Every woman has two sisters, born at the time of her rite of passage into womanhood. Born from raw, desensitizing heartbreak.
At this moment in time, a girl is split into two sisters, a Little Girl and a Big Girl, and becomes the complex Woman, known and refered to as a Creature of Mystery.
I am not a brave, courageous soul who loves and loses, who suffers heartache and experiences true passion. I am a scared child, nursing the deep wounds inflicted on my soul. I hide behind a tall tower, immovable, unreachable, my facade of being a Big Girl.
Big Girls handle it. We numb it out and move on. We harden our hearts and swallow our tears, flip off the world and move forward in search of whatever it is we're after.
Little Girls, they think of the hurtful things that their daddies, uncles or "first love" did to them. They remember what they were wearing when it happened. Little Girls admit that they have feelings, that they're delicate, that they're soft and scared and desperately want to trust someone.
Little Girls think about the sweet times they have had with men. Then about how those sweet moments crumbled into bitterness, hard and cruel. They suffer in their spirit and feel sorrow and shame.
Big Girls remember bitterness and cruelty and plan emotional guerilla warefare in retaliation. They set up a plan of action to build the impenetrable fortress - a beautiful woman who is unreachable.

A Big Girl is ever perfecting her art of seclusion, ever polishing her craft, "The Appearance". It accompanies the suffocation, the suppression of the Little Girl inside of her. As a heartless, cold, older sister the Big Girl screams and pulls the Little Girl's hair: "You are stupid! Shut Up! You don't care about anyone. I can't believe you said that!
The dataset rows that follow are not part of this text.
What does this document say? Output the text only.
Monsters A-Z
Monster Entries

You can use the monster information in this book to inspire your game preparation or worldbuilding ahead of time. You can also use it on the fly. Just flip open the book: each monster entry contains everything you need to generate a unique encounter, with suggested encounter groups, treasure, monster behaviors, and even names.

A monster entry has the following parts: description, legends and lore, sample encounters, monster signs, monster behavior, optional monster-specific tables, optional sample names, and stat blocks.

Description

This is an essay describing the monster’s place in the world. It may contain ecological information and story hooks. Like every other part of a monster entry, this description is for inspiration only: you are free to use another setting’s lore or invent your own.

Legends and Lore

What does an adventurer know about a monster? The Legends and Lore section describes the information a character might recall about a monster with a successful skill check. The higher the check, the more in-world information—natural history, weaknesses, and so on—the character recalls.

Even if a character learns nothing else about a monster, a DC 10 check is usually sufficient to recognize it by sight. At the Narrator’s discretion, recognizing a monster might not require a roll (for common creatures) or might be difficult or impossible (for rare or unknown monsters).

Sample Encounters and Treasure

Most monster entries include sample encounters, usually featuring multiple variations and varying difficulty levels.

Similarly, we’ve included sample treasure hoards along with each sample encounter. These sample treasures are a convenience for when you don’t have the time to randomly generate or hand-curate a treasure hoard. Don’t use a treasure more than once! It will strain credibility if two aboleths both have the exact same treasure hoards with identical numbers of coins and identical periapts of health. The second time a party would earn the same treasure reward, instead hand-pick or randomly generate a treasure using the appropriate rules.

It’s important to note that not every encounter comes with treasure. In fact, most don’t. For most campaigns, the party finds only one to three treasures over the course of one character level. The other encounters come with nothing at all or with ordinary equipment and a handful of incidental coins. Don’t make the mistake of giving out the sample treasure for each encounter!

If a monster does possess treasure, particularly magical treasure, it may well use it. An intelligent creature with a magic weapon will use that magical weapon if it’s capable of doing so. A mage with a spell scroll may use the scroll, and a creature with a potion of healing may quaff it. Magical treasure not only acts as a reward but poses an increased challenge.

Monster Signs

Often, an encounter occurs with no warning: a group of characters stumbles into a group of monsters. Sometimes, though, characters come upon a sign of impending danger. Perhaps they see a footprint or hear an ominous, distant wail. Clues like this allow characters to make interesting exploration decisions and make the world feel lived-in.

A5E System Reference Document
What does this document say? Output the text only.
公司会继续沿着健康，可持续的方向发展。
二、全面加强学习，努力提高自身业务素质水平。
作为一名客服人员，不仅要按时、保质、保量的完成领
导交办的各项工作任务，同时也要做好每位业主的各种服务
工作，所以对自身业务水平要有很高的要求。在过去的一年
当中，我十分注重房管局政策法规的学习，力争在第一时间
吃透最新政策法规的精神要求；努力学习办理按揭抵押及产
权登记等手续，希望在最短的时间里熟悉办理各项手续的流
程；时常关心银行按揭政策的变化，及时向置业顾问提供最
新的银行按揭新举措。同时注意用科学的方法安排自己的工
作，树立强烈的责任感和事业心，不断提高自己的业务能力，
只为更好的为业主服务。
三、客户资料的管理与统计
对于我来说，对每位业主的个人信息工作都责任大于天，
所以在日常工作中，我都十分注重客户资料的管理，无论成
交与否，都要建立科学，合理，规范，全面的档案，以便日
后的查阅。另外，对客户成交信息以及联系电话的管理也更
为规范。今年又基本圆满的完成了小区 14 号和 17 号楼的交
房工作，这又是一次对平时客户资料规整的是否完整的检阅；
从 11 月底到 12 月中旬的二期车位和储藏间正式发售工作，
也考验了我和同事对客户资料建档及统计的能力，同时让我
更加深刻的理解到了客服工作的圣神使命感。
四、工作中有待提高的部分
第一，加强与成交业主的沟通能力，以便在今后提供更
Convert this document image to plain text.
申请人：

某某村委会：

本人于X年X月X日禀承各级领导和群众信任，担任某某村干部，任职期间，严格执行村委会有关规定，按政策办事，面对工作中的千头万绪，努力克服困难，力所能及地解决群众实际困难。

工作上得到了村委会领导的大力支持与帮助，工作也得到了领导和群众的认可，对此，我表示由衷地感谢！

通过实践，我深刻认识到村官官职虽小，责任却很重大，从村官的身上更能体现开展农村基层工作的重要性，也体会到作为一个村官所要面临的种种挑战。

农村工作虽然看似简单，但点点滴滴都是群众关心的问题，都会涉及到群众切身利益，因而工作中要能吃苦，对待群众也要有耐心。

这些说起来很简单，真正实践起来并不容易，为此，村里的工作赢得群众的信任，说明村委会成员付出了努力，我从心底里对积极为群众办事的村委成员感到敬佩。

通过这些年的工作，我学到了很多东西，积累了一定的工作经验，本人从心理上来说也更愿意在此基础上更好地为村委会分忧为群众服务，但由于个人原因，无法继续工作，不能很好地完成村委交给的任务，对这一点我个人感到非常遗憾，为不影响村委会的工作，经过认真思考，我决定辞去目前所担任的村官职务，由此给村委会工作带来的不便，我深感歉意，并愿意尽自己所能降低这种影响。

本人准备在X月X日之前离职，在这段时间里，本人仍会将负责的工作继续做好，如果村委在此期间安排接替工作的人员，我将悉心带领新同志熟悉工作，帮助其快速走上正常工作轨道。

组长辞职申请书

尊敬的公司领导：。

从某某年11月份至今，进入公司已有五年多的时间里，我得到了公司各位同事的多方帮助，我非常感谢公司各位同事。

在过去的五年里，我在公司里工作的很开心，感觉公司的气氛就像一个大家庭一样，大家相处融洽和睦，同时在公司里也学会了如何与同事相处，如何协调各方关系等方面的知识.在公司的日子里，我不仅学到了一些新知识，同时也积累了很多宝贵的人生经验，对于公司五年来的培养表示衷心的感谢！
I can't believe you trusted him! You are such an idiot, such a pathetic loser! You can't trust anyone! Anyone! Remember?!"
The Big Girl criticizes her small and forlorn sister's belief in everything the woman has ever believed in; Santa Claus, The Easter Bunny, Jesus or a Good Man.
At the end of the day, if a woman lies alone on her bed, the distinction between her two sisters is clear: The Little Girl, desperately wanting to believe again and the Big Girl, desperately trying to run on alone.